Modern parlamenter demokrasi, burjuvazinin sınıf egemenliğinin siyasal biçimlerinden biridir. Tarihsel olarak bu siyasal biçim, burjuvazinin feodalizme karşı verdiği mücadeleler sonucunda şekillenmiş ve onun ekonomik ve siyasal egemenliğini meşrulaştıran bir araca dönüşmüştür. Dolayısıyla demokrasinin içeriği, tarihsel ve sınıfsal bağlamından koparılarak ele alınamaz.

Demokrasi tarihsel bir kategoridir ve sınıflar üstü bir demokrasi yoktur. Bundan dolayı onun her tarihsel döneme ve sınıfsal ilişkilere denk gelen bir içeriği ve çözümü vardır. Dolayısıyla demokrasi, hangi sınıfın iktidarda olduğuna göre içerik kazanır.
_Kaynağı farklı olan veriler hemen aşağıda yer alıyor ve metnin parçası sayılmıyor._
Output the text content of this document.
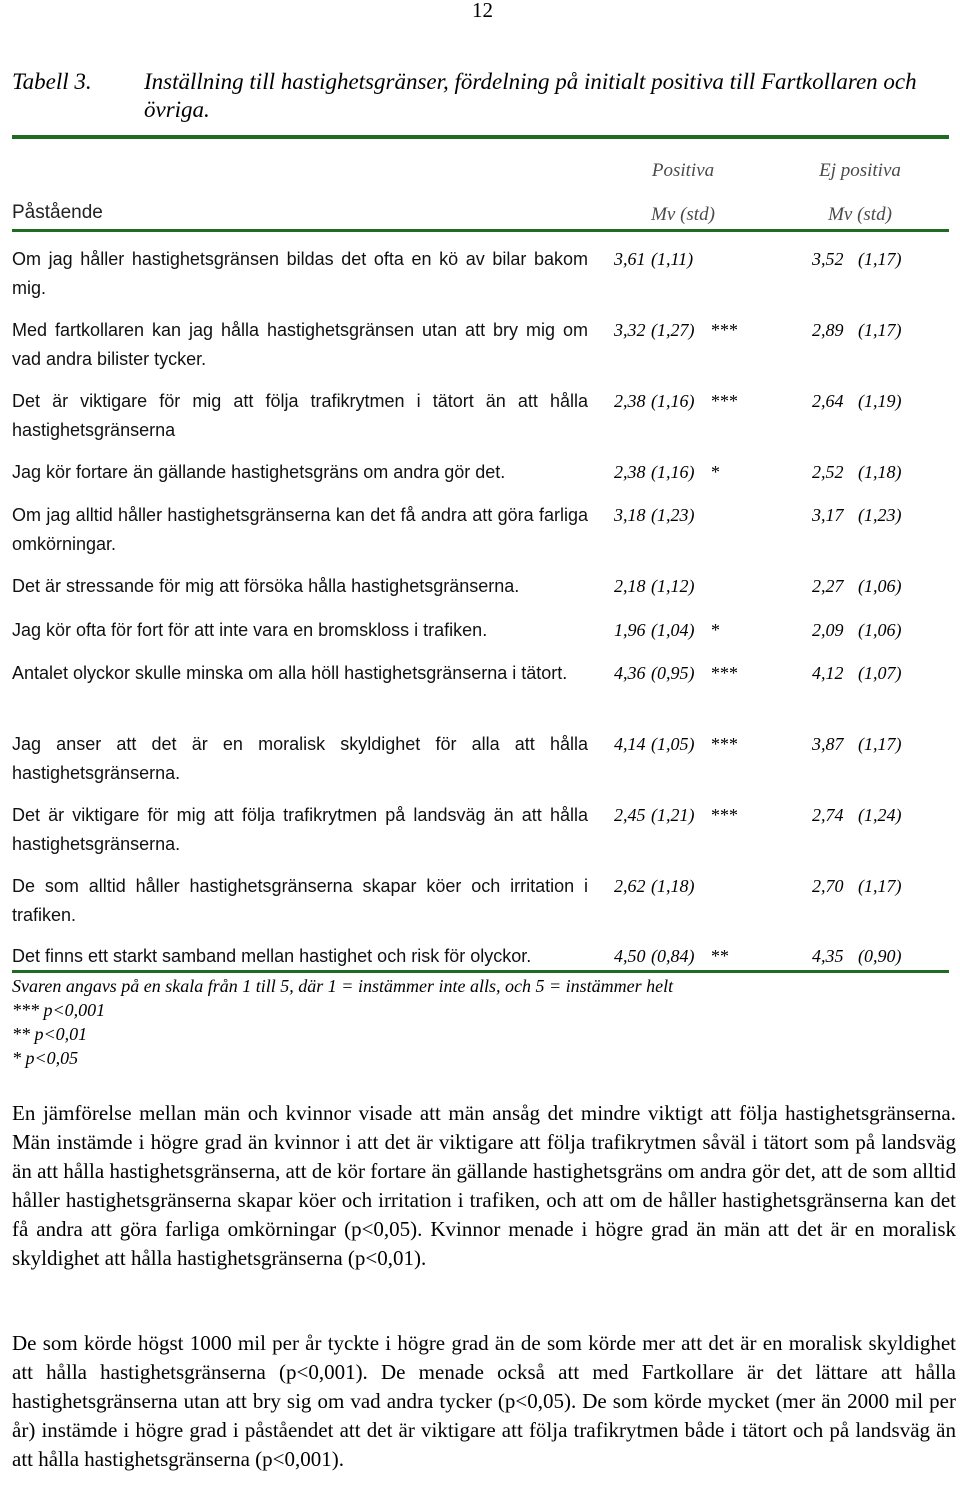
12
Tabell 3. Inställning till hastighetsgränser, fördelning på initialt positiva till Fartkollaren och övriga.
Positiva	Ej positiva
Påstående	Mv (std)	Mv (std)
Om jag håller hastighetsgränsen bildas det ofta en kö av bilar bakom mig.
3,61 (1,11)	3,52 (1,17)
Med fartkollaren kan jag hålla hastighetsgränsen utan att bry mig om vad andra bilister tycker.
3,32 (1,27) ***	2,89 (1,17)
Det är viktigare för mig att följa trafikrytmen i tätort än att hålla hastighetsgränserna
2,38 (1,16) ***	2,64 (1,19)
Jag kör fortare än gällande hastighetsgräns om andra gör det.	2,38 (1,16) *	2,52 (1,18)
Om jag alltid håller hastighetsgränserna kan det få andra att göra farliga omkörningar.
3,18 (1,23)	3,17 (1,23)
Det är stressande för mig att försöka hålla hastighetsgränserna.	2,18 (1,12)	2,27 (1,06)
Jag kör ofta för fort för att inte vara en bromskloss i trafiken.	1,96 (1,04) *	2,09 (1,06)
Antalet olyckor skulle minska om alla höll hastighetsgränserna i tätort.	4,36 (0,95) ***	4,12 (1,07)
Jag anser att det är en moralisk skyldighet för alla att hålla hastighetsgränserna.
4,14 (1,05) ***	3,87 (1,17)
Det är viktigare för mig att följa trafikrytmen på landsväg än att hålla hastighetsgränserna.
2,45 (1,21) ***	2,74 (1,24)
De som alltid håller hastighetsgränserna skapar köer och irritation i trafiken.
2,62 (1,18)	2,70 (1,17)
Det finns ett starkt samband mellan hastighet och risk för olyckor.	4,50 (0,84) **	4,35 (0,90)
Svaren angavs på en skala från 1 till 5, där 1 = instämmer inte alls, och 5 = instämmer helt
*** p<0,001
** p<0,01
* p<0,05
En jämförelse mellan män och kvinnor visade att män ansåg det mindre viktigt att följa hastighetsgränserna. Män instämde i högre grad än kvinnor i att det är viktigare att följa trafikrytmen såväl i tätort som på landsväg än att hålla hastighetsgränserna, att de kör fortare än gällande hastighetsgräns om andra gör det, att de som alltid håller hastighetsgränserna skapar köer och irritation i trafiken, och att om de håller hastighetsgränserna kan det få andra att göra farliga omkörningar (p<0,05). Kvinnor menade i högre grad än män att det är en moralisk skyldighet att hålla hastighetsgränserna (p<0,01).
De som körde högst 1000 mil per år tyckte i högre grad än de som körde mer att det är en moralisk skyldighet att hålla hastighetsgränserna (p<0,001). De menade också att med Fartkollare är det lättare att hålla hastighetsgränserna utan att bry sig om vad andra tycker (p<0,05). De som körde mycket (mer än 2000 mil per år) instämde i högre grad i påståendet att det är viktigare att följa trafikrytmen både i tätort och på landsväg än att hålla hastighetsgränserna (p<0,001).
Hangi sınıfın demokrasisi için mücadele, temel önemde bir ayrım noktasıdır. Bunun için “... bir liberalin genel olarak demokrasiden söz etmesi doğaldır. Bir marksist ise ‘hangi sınıf için’ diye sormaktan hiçbir zaman geri kalmayacaktır.” (Lenin) Zira “ayrı ayrı sınıflar var olduğu sürece ‘arı demokrasiden’ değil, ama yalnızca sınıfsal demokrasiden söz edileceği açıktır”. (Lenin, Proleterya Devrimi ve Dönek Kautsky, s.27) Kapitalist toplumda ve elbette Türkiye’de de burjuva demokrasisi, sermayenin egemenliğini en sağlam bir biçimde oturtması demektir. Bunun tek alternatifi ise proletarya demokrasisidir. Çünkü “Tarih, feodalizmin yerini alan burjuva demokrasisi ile burjuva demokrasisinin yerini alan proletarya demokrasisini bilir”. (age, s.27)

Devrimci bir sınıf programı, üretim araçlarının kamulaştırılmasını, kapitalist sınıf ilişkilerinin ortadan kaldırılmasını ve sınıfsız, sömürüsüz bir toplumun inşasını hedefler. “Demokratik cumhuriyet” talebi ve hedefi ise bu tür devrimci bir dönüşümün tümüyle dışındadır. “Demokratik Türkiye-Demokratik Cumhuriyet” hedefi “sosyal adalet”i gerçekleştirme, demokratik hakları genişletip güçlendirme perspektifinin ötesine geçmez. Kapitalizmi reddetmek ve aşmak yerine, onu daha “demokratik” bir hale getirmeyi önerir. Sınıf egemenliğini ve üretim ilişkilerini ortadan kaldırmadan, toplumu ve devleti demokratikleştirmeyi hedefler. Kapitalizmin temellerine ve siyasal özgürlüklerin önünde engel olarak duran burjuva devlete dokunmaz. Dolayısıyla sosyal demokrat bir programı ifade eder.